Vous avez sûrement été reçus partout avec autant de gentillesse non seulement parce que vous êtes ouverts et sympathiques mais aussi parce que vous êtes occidentaux. Si vous aviez été de la classe moyenne (dans la mesure où elle existe) indienne, beaucoup de portes vous auraient été fermées.
C'est normal. Sur les étrangers, on ne sait pas lire les petits signes qui marquent l'appartenance à tel ou tel groupe social. J'ai ainsi vu des japonais ou des américains tout à fait moyens se faire inviter chez des gens très huppés... sans avoir besoin de se faire présenter.

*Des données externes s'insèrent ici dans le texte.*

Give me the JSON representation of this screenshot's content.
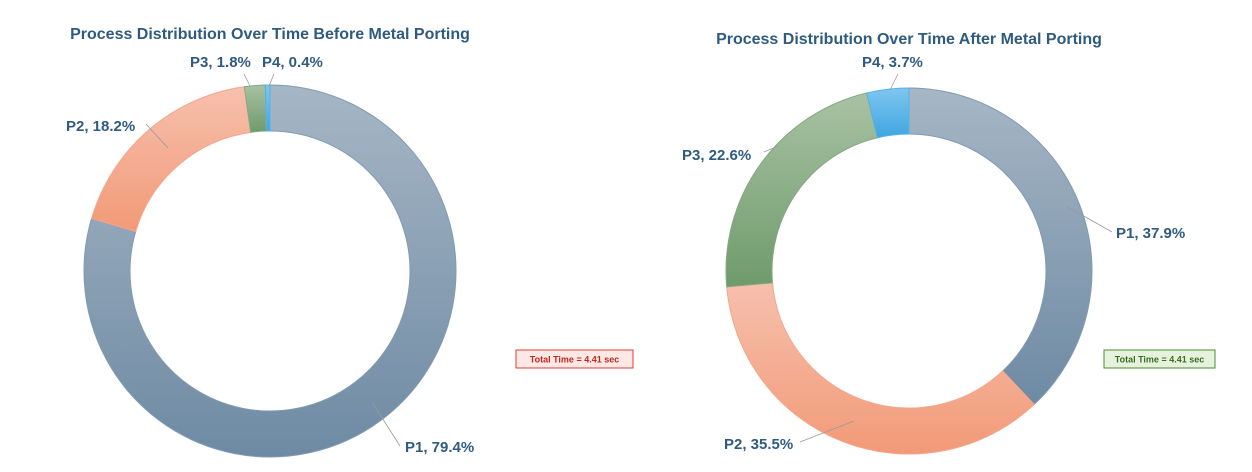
{
  "chart_data": [
    {
      "type": "pie",
      "title": "Process Distribution Over Time Before Metal Porting",
      "categories": [
        "P1",
        "P2",
        "P3",
        "P4"
      ],
      "values": [
        79.4,
        18.2,
        1.8,
        0.4
      ],
      "labels": [
        "P1, 79.4%",
        "P2, 18.2%",
        "P3, 1.8%",
        "P4, 0.4%"
      ],
      "colors": [
        "#7f9bb3",
        "#f4a68a",
        "#86a883",
        "#54b3e8"
      ],
      "annotation": "Total Time = 4.41 sec",
      "annotation_color": "#e03c31"
    },
    {
      "type": "pie",
      "title": "Process Distribution Over Time After Metal Porting",
      "categories": [
        "P1",
        "P2",
        "P3",
        "P4"
      ],
      "values": [
        37.9,
        35.5,
        22.6,
        3.7
      ],
      "labels": [
        "P1, 37.9%",
        "P2, 35.5%",
        "P3, 22.6%",
        "P4, 3.7%"
      ],
      "colors": [
        "#7f9bb3",
        "#f4a68a",
        "#86a883",
        "#54b3e8"
      ],
      "annotation": "Total Time = 4.41 sec",
      "annotation_color": "#4c8c2e"
    }
  ]
}
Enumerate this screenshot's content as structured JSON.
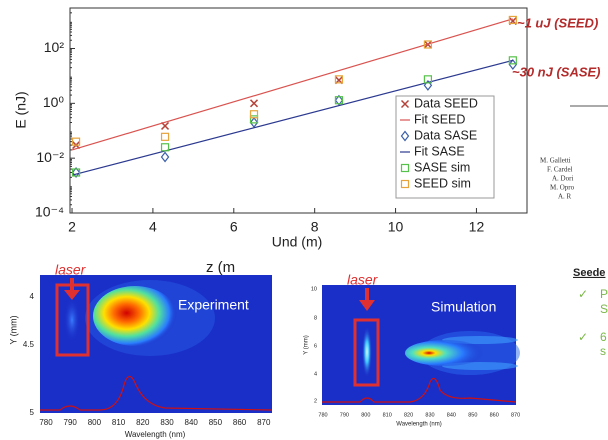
{
  "chart_data": {
    "type": "scatter",
    "x_label": "Und (m)",
    "y_label": "E (nJ)",
    "xlim": [
      1.95,
      13.25
    ],
    "xticks": [
      2,
      4,
      6,
      8,
      10,
      12
    ],
    "ylim": [
      0.0001,
      3000
    ],
    "ylog": true,
    "yticks": [
      {
        "value": 0.0001,
        "label": "10⁻⁴"
      },
      {
        "value": 0.01,
        "label": "10⁻²"
      },
      {
        "value": 1,
        "label": "10⁰"
      },
      {
        "value": 100,
        "label": "10²"
      }
    ],
    "grid": false,
    "legend": "lower right",
    "series": [
      {
        "name": "Data SEED",
        "color": "#b5433a",
        "marker": "x",
        "x": [
          2.1,
          4.3,
          6.5,
          8.6,
          10.8,
          12.9
        ],
        "values": [
          0.03,
          0.15,
          1.0,
          7,
          140,
          1000
        ]
      },
      {
        "name": "Fit SEED",
        "color": "#d9534f",
        "marker": "line",
        "x": [
          2.0,
          12.9
        ],
        "values": [
          0.02,
          1200
        ]
      },
      {
        "name": "Data SASE",
        "color": "#3a5fa8",
        "marker": "diamond",
        "x": [
          2.1,
          4.3,
          6.5,
          8.6,
          10.8,
          12.9
        ],
        "values": [
          0.003,
          0.011,
          0.2,
          1.3,
          4.5,
          26
        ]
      },
      {
        "name": "Fit SASE",
        "color": "#2b3990",
        "marker": "line",
        "x": [
          2.0,
          12.9
        ],
        "values": [
          0.0024,
          37
        ]
      },
      {
        "name": "SASE sim",
        "color": "#57c24a",
        "marker": "square",
        "x": [
          2.1,
          4.3,
          6.5,
          8.6,
          10.8,
          12.9
        ],
        "values": [
          0.003,
          0.025,
          0.26,
          1.3,
          7.5,
          37
        ]
      },
      {
        "name": "SEED sim",
        "color": "#e6a43a",
        "marker": "square",
        "x": [
          2.1,
          4.3,
          6.5,
          8.6,
          10.8,
          12.9
        ],
        "values": [
          0.04,
          0.06,
          0.4,
          7.5,
          140,
          1100
        ]
      }
    ]
  },
  "annotations": {
    "seed_energy": "~1 uJ (SEED)",
    "sase_energy": "~30 nJ (SASE)",
    "z_label": "z (m"
  },
  "panels": [
    {
      "label": "laser",
      "title": "Experiment",
      "y_label": "Y (mm)",
      "y_ticks": [
        4,
        4.5,
        5
      ],
      "x_label": "Wavelength (nm)",
      "x_ticks": [
        780,
        790,
        800,
        810,
        820,
        830,
        840,
        850,
        860,
        870
      ]
    },
    {
      "label": "laser",
      "title": "Simulation",
      "y_label": "Y (mm)",
      "y_ticks": [
        10,
        8,
        6,
        4,
        2
      ],
      "x_label": "Wavelength (nm)",
      "x_ticks": [
        780,
        790,
        800,
        810,
        820,
        830,
        840,
        850,
        860,
        870
      ]
    }
  ],
  "side": {
    "authors": [
      "M. Galletti",
      "F. Cardel",
      "A. Dori",
      "M. Opro",
      "A. R"
    ],
    "heading": "Seede",
    "items": [
      [
        "P",
        "S"
      ],
      [
        "6",
        "s"
      ]
    ]
  }
}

Ecrit par : poilagratter | 08.09.2006

@ Brigetoun
en Inde aussi les classes extrêmes sont inaccessibles: les très pauvres parce qu'ils ne parlent pas anglais, les très riches parce qu'ils fréquentent d'autres lieux

@ Poilàgratter
c'est vrai que notre condition d'occidentaux nous a ouvert des portes, mais la gentillesse des Indiens n'est pas feinte, pas forcée. l'hospitalité est pour eux une vertu essentielle.
et si la classe moyenne indienne existe, la plupart des gens que nous avons rencontrés y appartiennent

Ecrit par : céleste | 08.09.2006

Ah mais il faut que j'y aille ! Moi aussi, pour les mêmes raisons que toi, j'ai besoin de changer mes lunettes ! Et ici, c'est trois mois d'attente. J'aime beaucoup ton art de raconter. A bientôt

Ecrit par : Bluemoon | 08.09.2006

C'est marrant que tu parles de lunettes, j'en reviense de chez Général Optique. Un monde inconnu pour moi, la myopie, mais je sens qu'on va passer pas mal de temps ensemble.

Qui peut s'offrir des lunettes en Inde à part les riches?

Est-ce que les prix sont accessibles?

Biz

Ecrit par : Human | 08.09.2006

@human

les prix sont relativement accessibles, sauf pour les très pauvres, bien sûr
mais c'est vrai que dans la rue, par exemple, les gens portant des lunettes sont rares

merci bluemoon!

Ecrit par : céleste | 09.09.2006

C'est quoi votre projet de House Family ?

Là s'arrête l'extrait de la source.